ROC-AUC, ранжирующая интерпретация и бинаризованные предсказания
ROC-AUC, ранжирующая интерпретация и бинаризованные предсказания
Ответить самому
Сначала сформулируйте ответ как на собеседовании, затем откройте разбор и оцените себя.
Короткий ответ
ROC-AUC measures ranking quality or area under TPR/FPR over thresholds. PR-AUC is often more informative for rare positives. With binary predictions, ROC has only one interior operating point.
Полный разбор
ROC-AUC can be explained two ways. As a curve, sweep the decision threshold over model scores and plot TPR against FPR. As a ranking metric, ROC-AUC is the probability that a random positive receives a higher score than a random negative, with tie handling.

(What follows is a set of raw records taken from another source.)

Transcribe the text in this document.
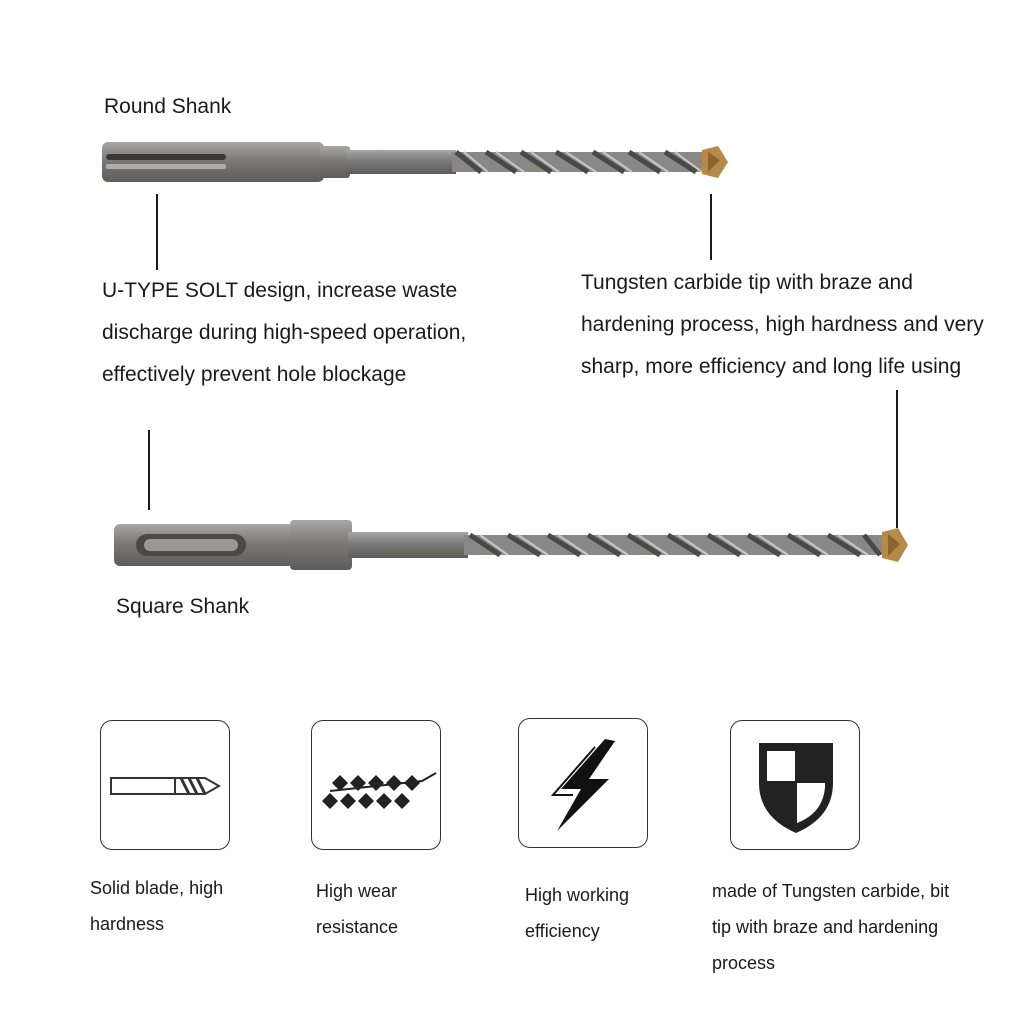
Round Shank
U-TYPE SOLT design, increase waste discharge during high-speed operation, effectively prevent hole blockage
Tungsten carbide tip with braze and hardening process, high hardness and very sharp, more efficiency and long life using
Square Shank
Solid blade, high hardness
High wear resistance
High working efficiency
made of Tungsten carbide, bit tip with braze and hardening process
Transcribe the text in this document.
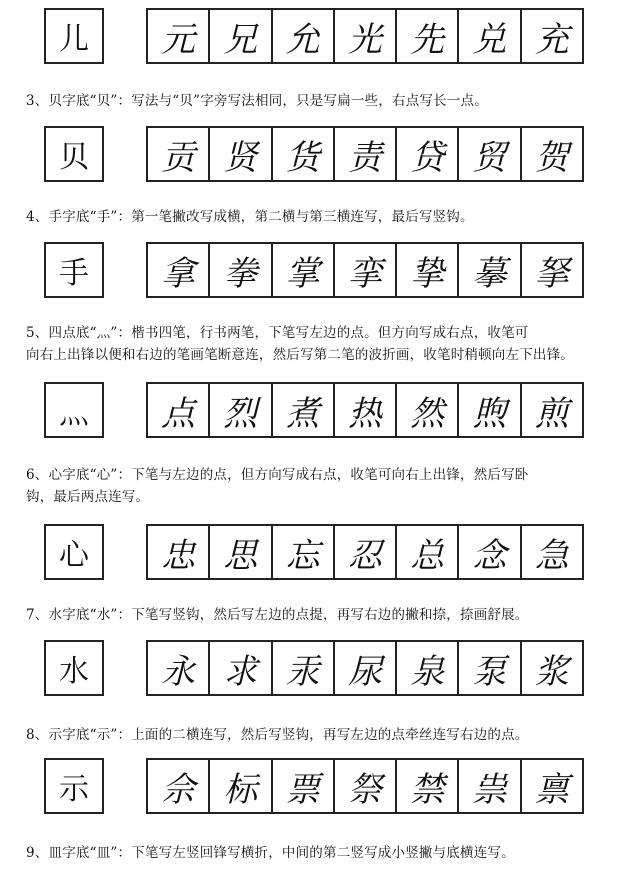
儿	元 兄 允 光 先 兑 充
3、贝字底“贝”：写法与“贝”字旁写法相同，只是写扁一些，右点写长一点。
贝	贡 贤 货 责 贷 贸 贺
4、手字底“手”：第一笔撇改写成横，第二横与第三横连写，最后写竖钩。
手	拿 拳 掌 挛 挚 摹 拏
5、四点底“灬”：楷书四笔，行书两笔，下笔写左边的点。但方向写成右点，收笔可
向右上出锋以便和右边的笔画笔断意连，然后写第二笔的波折画，收笔时稍顿向左下出锋。
灬	点 烈 煮 热 然 煦 煎
6、心字底“心”：下笔与左边的点，但方向写成右点，收笔可向右上出锋，然后写卧
钩，最后两点连写。
心	忠 思 忘 忍 总 念 急
7、水字底“水”：下笔写竖钩，然后写左边的点提，再写右边的撇和捺，捺画舒展。
水	永 求 汞 尿 泉 泵 浆
8、示字底“示”：上面的二横连写，然后写竖钩，再写左边的点牵丝连写右边的点。
示	佘 标 票 祭 禁 祟 禀
9、皿字底“皿”：下笔写左竖回锋写横折，中间的第二竖写成小竖撇与底横连写。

For severe class imbalance, PR-AUC is often more useful when the positive class is the product-critical rare class, because precision directly reflects false positives among predicted positives. ROC-AUC can look deceptively good when there are many true negatives.
If you pass already-binarized predictions instead of scores, the ROC curve still can be computed, but it has only one meaningful interior operating point plus the endpoints. It loses threshold-ranking information and is usually less informative than using raw scores or probabilities.
Теория
ROC-AUC is threshold-free only when the input preserves score ordering.
Типичные ошибки
- Use class labels when scores are available.
- Treat ROC-AUC as a calibrated probability metric.
- Ignore PR-AUC for rare-positive tasks.
Как отвечать на собеседовании
- Give both curve and pairwise-ranking interpretations.
- Say what information binarization destroys.